Border-state abortions increased for Texas residents after House Bill 2
Raifman S, Sierra G, Grossman D, Baum SE, Hopkins K, Potter JE, White K. Border-state abortions increased for Texas residents after House Bill 2. Contraception. March 2021. https://doi.org/10.1016/j.contraception.2021.03.017
Objectives :To assess changes in Texas-resident border-state abortions, medication abortions, and abortions ≥22 weeks from last menstrual period (LMP) before and after implementation of House Bill 2 (HB2) in November 2013 and before and after the US Supreme Court's decision regarding HB2 in June 2016.
Study design: We conducted an interrupted time series analysis using 2012-2017 data on Texas-resident abortions in Arkansas, Louisiana, Oklahoma, and New Mexico. Data on procedure type and gestational age were available only for abortions in New Mexico.

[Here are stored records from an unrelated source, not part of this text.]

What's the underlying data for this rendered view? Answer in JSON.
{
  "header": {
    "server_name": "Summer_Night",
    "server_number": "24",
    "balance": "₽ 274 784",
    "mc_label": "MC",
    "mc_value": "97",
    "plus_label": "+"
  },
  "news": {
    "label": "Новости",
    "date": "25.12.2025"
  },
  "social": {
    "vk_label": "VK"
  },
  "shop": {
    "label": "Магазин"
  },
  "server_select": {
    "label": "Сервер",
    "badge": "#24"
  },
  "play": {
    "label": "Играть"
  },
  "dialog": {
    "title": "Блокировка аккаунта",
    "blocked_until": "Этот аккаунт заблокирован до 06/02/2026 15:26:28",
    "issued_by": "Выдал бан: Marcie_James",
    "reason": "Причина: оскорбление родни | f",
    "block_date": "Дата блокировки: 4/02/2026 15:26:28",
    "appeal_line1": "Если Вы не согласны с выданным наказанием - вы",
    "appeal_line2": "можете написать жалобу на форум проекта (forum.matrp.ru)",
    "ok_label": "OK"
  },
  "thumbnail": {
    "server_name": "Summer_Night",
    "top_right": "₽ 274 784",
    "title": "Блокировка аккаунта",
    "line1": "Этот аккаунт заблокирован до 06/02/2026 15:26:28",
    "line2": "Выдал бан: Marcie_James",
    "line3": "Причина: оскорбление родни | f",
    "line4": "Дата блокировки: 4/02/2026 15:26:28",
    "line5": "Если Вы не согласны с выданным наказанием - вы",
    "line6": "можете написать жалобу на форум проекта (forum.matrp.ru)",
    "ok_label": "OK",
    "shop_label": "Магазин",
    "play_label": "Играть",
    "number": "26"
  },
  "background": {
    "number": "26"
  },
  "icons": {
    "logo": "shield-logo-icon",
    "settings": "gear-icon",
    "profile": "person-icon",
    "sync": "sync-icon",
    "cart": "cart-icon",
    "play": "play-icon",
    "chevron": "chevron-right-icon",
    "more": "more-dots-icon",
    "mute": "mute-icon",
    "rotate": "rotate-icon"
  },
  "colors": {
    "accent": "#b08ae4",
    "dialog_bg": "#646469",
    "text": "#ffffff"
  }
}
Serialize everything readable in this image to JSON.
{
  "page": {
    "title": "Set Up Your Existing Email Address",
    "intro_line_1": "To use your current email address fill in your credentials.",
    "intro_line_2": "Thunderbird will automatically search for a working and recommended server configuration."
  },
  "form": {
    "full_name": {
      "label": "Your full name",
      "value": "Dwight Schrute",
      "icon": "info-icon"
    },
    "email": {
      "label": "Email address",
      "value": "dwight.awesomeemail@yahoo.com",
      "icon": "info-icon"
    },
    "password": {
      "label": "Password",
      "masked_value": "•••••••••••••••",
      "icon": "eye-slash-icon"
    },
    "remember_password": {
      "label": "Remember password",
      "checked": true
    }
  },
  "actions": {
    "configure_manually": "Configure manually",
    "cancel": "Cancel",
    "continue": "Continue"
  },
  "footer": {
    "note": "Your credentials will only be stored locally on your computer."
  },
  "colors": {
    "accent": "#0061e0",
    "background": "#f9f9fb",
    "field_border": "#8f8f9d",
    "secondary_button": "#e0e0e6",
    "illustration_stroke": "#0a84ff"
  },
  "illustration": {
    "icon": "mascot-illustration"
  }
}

Results: Border states reported 762 Texas-resident abortions in 2012, 1,673 in 2014, and 1,475 in 2017. Texas-resident abortions in all border states nearly doubled following HB2’s implementation (incidence rate ratio [IRR]=1.92, 95% CI: 1.67-2.20). Border-state abortions then decreased by 19% after the 2016 US Supreme Court decision, compared to the period prior to the decision and after HB2’s implementation (IRR=0.81, 95% CI: 0.73-0.91). From 2012 to 2014, the proportion of Texas-resident abortions in New Mexico that were medication abortion increased from 5% to 20% (p < 0.001) and the proportion that were ≥22 weeks from LMP decreased from 40% to 23% (p < p<0.001). Texas vital statistics undercounted annual out-of-state abortions, reporting only 13%-73% of abortions reported by border-state clinics during the study period.
Conclusions: HB2 was associated with increases in border-state abortions for Texas residents, including in the number of those ≥22 weeks from LMP. Border-state abortions declined after the Supreme Court ruled HB2 unconstitutional yet remained higher than pre-HB2 levels.
Implications statement: Abortion restrictions that severely curtail access may result in increases in travel out of state for care. Documenting out-of-state abortions is important for evaluating broader policy impacts and to prepare for future service disruptions. Texas residents may have more limited options for care if border states enact restrictive abortion laws.